Таким образом, Адам и Ева были такими же детьми богини-матери Земли, как и Титаны старых верований. Сначала они были едины в теле Адама; затем их стало двое: Адам и Ева. Осужденный подобным образом, человек ответил на вызов Яхве образом, полностью соответствующим характеру Титана. «Человек,» читаем мы, «назвал жену свою Евой, поскольку она явилась матерью всего сущего». Таким образом и в самой Еве – матери всего сущего, должны распознать мы этот отсутствующий антропоморфный аспект богини-матери. Значит Адам является не только её мужем, но и сыном: поскольку легенда о ребре очевидно является патриархальной переделкой (отдающей первенство мужскому) древнего мифа о герое, рождённом от матери Земли и вернувшемся в неё, чтобы обрести перерождение. Обратите внимание на изображения 6 и 7.
Более того, печати, относящиеся к началу бронзового века и изображающие Нингишзида и его носильщика-змея выступают в качестве веского свидетельства того, что во всех мифах, повествующих о Яхве и собранных в библейских текстах, он предстает аспектом этого самого змеиного могущества и, по видимому, сам является супругом богини-змеи, повелительницы кадуцея, Матери Земли. Давайте для начала вспомним волшебный змеиный посох, которым Моисей напугал Фараона. Яхве сказал ему: «Что держишь в руке твоей?» И сказал Моисей: «Жезл». И сказал Господь Моисею: «Брось жезл свой, что держишь в руке своей, на землю». Моисей бросил жезл, и тотчас сделался он огромным ползучим змеем. – И сказал ему Господь: «Не бойся, Моисей, возьми его за хвост». Моисей, наклонившись, схватил змея за хвост, и стал он снова жезлом. Этим же самым жезлом он, некоторое время позднее, добыл воду из камня в пустыне. Когда же пустынный народ начал роптать на Яхве случилось следующее:
«И послал Господь на народ ядовитых змеев, которые жалили народ, и умерло множество народа из сынов Израилевых. … И помолился Моисей Господу о народе.
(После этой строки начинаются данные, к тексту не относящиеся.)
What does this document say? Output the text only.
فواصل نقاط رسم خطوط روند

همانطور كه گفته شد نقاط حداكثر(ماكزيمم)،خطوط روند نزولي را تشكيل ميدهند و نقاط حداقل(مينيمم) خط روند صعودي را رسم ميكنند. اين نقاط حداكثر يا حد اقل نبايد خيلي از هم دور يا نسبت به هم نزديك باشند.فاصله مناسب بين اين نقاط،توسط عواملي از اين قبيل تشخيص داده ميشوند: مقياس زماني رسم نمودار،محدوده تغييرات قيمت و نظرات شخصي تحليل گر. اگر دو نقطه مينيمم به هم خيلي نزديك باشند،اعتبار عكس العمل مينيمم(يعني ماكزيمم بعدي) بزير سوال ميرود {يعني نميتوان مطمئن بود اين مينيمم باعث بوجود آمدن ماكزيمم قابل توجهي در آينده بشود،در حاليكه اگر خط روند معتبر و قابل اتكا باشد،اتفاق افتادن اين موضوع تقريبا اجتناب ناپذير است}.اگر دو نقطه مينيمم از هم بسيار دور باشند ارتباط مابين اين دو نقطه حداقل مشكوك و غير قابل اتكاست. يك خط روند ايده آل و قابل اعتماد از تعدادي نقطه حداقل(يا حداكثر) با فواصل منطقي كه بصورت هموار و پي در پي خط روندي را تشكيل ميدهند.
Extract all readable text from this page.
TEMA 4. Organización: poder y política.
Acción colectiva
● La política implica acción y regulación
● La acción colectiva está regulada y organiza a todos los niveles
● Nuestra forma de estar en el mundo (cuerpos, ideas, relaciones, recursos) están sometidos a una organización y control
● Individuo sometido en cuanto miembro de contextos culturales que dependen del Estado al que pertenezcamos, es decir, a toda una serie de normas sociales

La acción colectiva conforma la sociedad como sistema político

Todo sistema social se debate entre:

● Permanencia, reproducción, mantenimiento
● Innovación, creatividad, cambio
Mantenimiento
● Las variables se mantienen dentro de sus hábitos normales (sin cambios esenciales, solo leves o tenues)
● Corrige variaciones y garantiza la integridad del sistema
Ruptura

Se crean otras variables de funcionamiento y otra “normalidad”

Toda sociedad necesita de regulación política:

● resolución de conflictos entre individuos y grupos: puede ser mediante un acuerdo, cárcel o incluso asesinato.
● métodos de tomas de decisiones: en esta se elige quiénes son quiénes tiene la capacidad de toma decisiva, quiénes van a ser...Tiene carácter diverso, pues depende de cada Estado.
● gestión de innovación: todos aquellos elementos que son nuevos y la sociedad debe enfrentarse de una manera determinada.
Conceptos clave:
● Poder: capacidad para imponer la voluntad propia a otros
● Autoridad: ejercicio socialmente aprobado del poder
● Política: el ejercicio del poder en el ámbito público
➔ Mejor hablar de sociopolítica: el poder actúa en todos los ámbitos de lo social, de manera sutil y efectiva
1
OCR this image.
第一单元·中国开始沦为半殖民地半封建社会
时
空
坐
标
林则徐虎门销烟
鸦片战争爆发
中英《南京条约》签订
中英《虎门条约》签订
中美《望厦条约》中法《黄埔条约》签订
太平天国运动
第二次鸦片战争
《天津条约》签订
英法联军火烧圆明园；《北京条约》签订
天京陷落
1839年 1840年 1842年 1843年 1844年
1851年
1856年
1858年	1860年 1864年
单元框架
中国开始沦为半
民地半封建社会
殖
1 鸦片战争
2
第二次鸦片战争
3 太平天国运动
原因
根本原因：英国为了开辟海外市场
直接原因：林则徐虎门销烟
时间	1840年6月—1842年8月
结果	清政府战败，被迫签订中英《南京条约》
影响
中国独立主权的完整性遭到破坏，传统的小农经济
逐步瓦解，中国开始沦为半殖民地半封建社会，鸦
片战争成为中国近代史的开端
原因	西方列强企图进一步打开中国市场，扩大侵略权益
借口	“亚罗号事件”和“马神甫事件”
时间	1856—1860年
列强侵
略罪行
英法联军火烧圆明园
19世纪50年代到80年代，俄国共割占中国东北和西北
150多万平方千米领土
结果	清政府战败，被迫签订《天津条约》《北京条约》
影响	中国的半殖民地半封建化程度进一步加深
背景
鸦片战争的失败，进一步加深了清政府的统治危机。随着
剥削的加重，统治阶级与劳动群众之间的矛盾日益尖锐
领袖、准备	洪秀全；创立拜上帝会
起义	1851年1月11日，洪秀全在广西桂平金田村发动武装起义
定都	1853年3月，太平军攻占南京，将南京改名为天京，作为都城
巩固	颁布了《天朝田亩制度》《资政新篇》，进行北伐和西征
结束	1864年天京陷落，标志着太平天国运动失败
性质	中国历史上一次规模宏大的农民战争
И сказал Яхве Моисею: сделай себе медного змея и выставь его на знамя, и, если ужалит змей какого-либо человека, ужаленный, взглянув на него, останется жив». И сделал Моисей медного змея и выставил его на знамя, и когда змей ужалил человека, он, взглянув на медного змея, оставался жив.
Из Второй книги Царств мы узнаём, что поклонение этому бронзовому идолу змея велось в Иерусалиме вплоть до правления царя Езекии (719– 691гг. до н. э.) который, судя по описанию: «на части разбил змея, сотворённого Моисеем, ибо и тогда продолжал народ израильский возносить курения ему: Нехуштан звали они его». Так следует ли удивляться тому, что имя жреческого племени Леви – главных поборников Яхве, происходит от того же глагольного корня, что и Левиафан? Или же тому, что, когда наконец начали появляться изображения его, недозволенные ранее, предстал он в качестве божества со змеиным хвостом вместо ног? (См. рисунки 25 и 26 ниже).